All sacsin-like gene sequences isolated from Montipora formed one clade and this clade clustered with Haplogroup 1 (Fig. 2). This suggests that two haplogroups split before the divergence of Acropora and Montipora (119 Ma14). No sequence from Haplogroup 2 was found in Montipora species.

Phylogenetic gene tree based on 1251 bp of a sacsin-like gene region. The tree was constructed using the Maximum Likelihood method based on the Tamura 3-parameter model. Bootstrap probabilities obtained by 1000 replicates shown next to each node. The scale bar represents 0.05 substitutions per site.

Chromosomal inversions are a common mechanism to avoid recombination and to maintain diverged alleles23,24. We tested for inversions within the sacsin-like genes using PCR. All primer sets for amplification of the sacsin locus without inversions amplified PCR products (Table S3, Fig. S3). In contrast, the primer sets for amplification of the locus with inversions either did not amplify PCR products or amplified PCR products of many different lengths, inferred to be non-specific amplification (Table S4, Fig. S3). These results suggest that, at least in the genomic regions tested in this study, two sacsin haplogroups do not have chromosomal inversions.

Discussion

Acropora corals produce dispersing larvae that may experience strong selection in each generation from stressors operating in their settled environments13. Alleles related to stress response in different environment may have been maintained over long periods by balancing selection. In this study, we showed that two divergent sacsin-like haplogroups persist in at least three Acropora species. Although we analyzed two Montipora species, no sequence from Haplogroup 2 was found in Montipora species. This may be due to two possibilities: either the individuals of Montipora species used for PCR analysis were homozygous for Haplogroup 1, or Haplogroup 2 is lost in Montipora species.

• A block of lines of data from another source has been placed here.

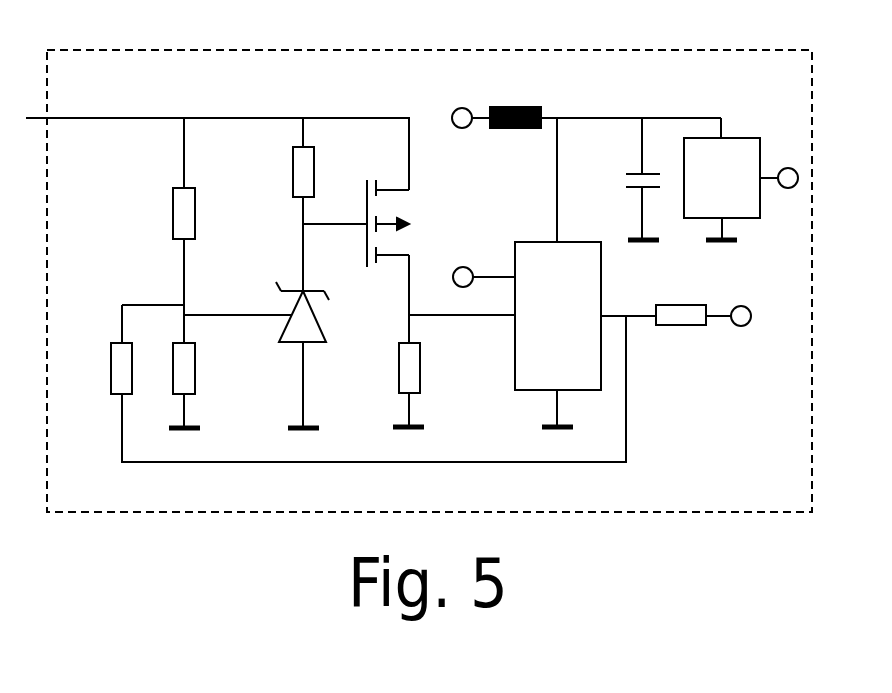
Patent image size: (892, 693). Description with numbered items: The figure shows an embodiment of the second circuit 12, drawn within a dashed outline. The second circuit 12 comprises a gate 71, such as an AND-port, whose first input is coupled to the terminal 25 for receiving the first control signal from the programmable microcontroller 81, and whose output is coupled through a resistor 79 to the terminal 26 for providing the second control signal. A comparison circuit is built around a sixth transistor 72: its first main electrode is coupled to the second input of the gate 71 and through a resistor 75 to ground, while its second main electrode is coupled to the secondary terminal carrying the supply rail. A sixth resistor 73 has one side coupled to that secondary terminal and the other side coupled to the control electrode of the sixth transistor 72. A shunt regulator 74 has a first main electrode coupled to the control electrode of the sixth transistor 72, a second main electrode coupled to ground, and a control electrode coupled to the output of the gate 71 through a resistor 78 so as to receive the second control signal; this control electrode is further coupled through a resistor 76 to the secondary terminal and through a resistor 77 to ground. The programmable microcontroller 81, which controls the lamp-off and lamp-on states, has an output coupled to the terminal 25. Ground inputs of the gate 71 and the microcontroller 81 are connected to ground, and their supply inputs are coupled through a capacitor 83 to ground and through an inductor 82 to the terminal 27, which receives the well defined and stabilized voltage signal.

The second circuit 12 is at (772, 512).
The terminal 25 is at (625, 227).
The terminal 26 is at (758, 316).
The terminal 27 is at (466, 137).
The gate 71 is at (574, 276).
The sixth transistor 72 is at (356, 230).
The sixth resistor 73 is at (284, 204).
The shunt regulator 74 is at (286, 346).
The resistor 75 is at (391, 385).
The resistor 76 is at (165, 230).
The resistor 77 is at (198, 385).
The resistor 78 is at (101, 349).
The resistor 79 is at (693, 335).
The programmable microcontroller 81 is at (724, 168).
The inductor 82 is at (605, 96).
The capacitor 83 is at (626, 179).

High temperature experiments with P. acuta suggested that sacsin may be involved in the high temperature stress response10. Sacsin is a member of the HSP40s family, and some Hsp40s may recruit an Hsp70 to a specific set of substrates9. The sacsin-like gene of A. millepora contained the nucleotide-binding domain of Hsp90, a J domain and a HEPN domain (higher eukaryotes and prokaryotes nucleotide-binding domain).This is consistent with the structure of human sacsin, except that human sacsin proteins have a ubiquitin domain25. Two divergent sequences of the sacsin-like gene may be involved in the recruitment of Hsp70 to different substrates under stressful conditions such as changes in sea water temperature. The ancestors of corals have experienced periods of high seawater temperatures26,27 during which two divergent haplogroups of a sacsin-like gene have persisted with some potentially adaptive functional role in different habitats (possibly different water temperatures) to play.

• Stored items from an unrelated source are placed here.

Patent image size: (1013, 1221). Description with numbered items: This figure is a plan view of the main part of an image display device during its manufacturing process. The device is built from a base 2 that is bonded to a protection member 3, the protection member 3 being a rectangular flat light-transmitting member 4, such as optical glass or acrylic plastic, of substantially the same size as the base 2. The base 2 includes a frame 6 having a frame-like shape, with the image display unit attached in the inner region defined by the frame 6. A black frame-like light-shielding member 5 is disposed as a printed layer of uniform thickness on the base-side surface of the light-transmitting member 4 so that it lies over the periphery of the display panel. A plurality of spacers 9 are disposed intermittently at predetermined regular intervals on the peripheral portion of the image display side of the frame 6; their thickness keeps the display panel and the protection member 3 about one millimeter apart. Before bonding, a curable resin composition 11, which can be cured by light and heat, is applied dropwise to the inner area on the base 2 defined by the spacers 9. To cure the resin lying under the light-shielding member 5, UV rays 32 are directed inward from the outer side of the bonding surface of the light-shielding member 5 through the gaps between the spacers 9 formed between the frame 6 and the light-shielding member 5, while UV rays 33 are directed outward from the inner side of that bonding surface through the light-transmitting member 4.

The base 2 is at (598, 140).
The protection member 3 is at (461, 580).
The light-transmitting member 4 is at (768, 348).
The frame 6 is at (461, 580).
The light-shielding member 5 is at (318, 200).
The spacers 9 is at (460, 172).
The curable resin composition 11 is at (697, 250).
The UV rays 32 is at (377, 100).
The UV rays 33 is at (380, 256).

Chromosomal inversion can help maintain two divergent haplogroups. For example, alleles of a 4.5-Mb region which control different morphs in the ruff (Philomachus pugnax) have been maintained for more than 3.8 Myr and these alleles are located on an inverted region23. However, at least in the genomic regions tested in this study, two sacsin haplogroups do not have such inversion. As reported in A. millepora13, the sacsin-like gene may have been maintained by selection to respond to different environmental stressors. Although the genetic mechanism by which diverged haplogroups of sacsin-like genes is maintained remains unknown, the long-term persistence of haplogroups suggests that sacsin-like gene diversity may function in local adaptation to heterogeneous environments with different heat stress factors. The divergent haplotypes of the sacsin-like gene in Acropora corals will facilitate our understanding of the stress response of corals to environmental change.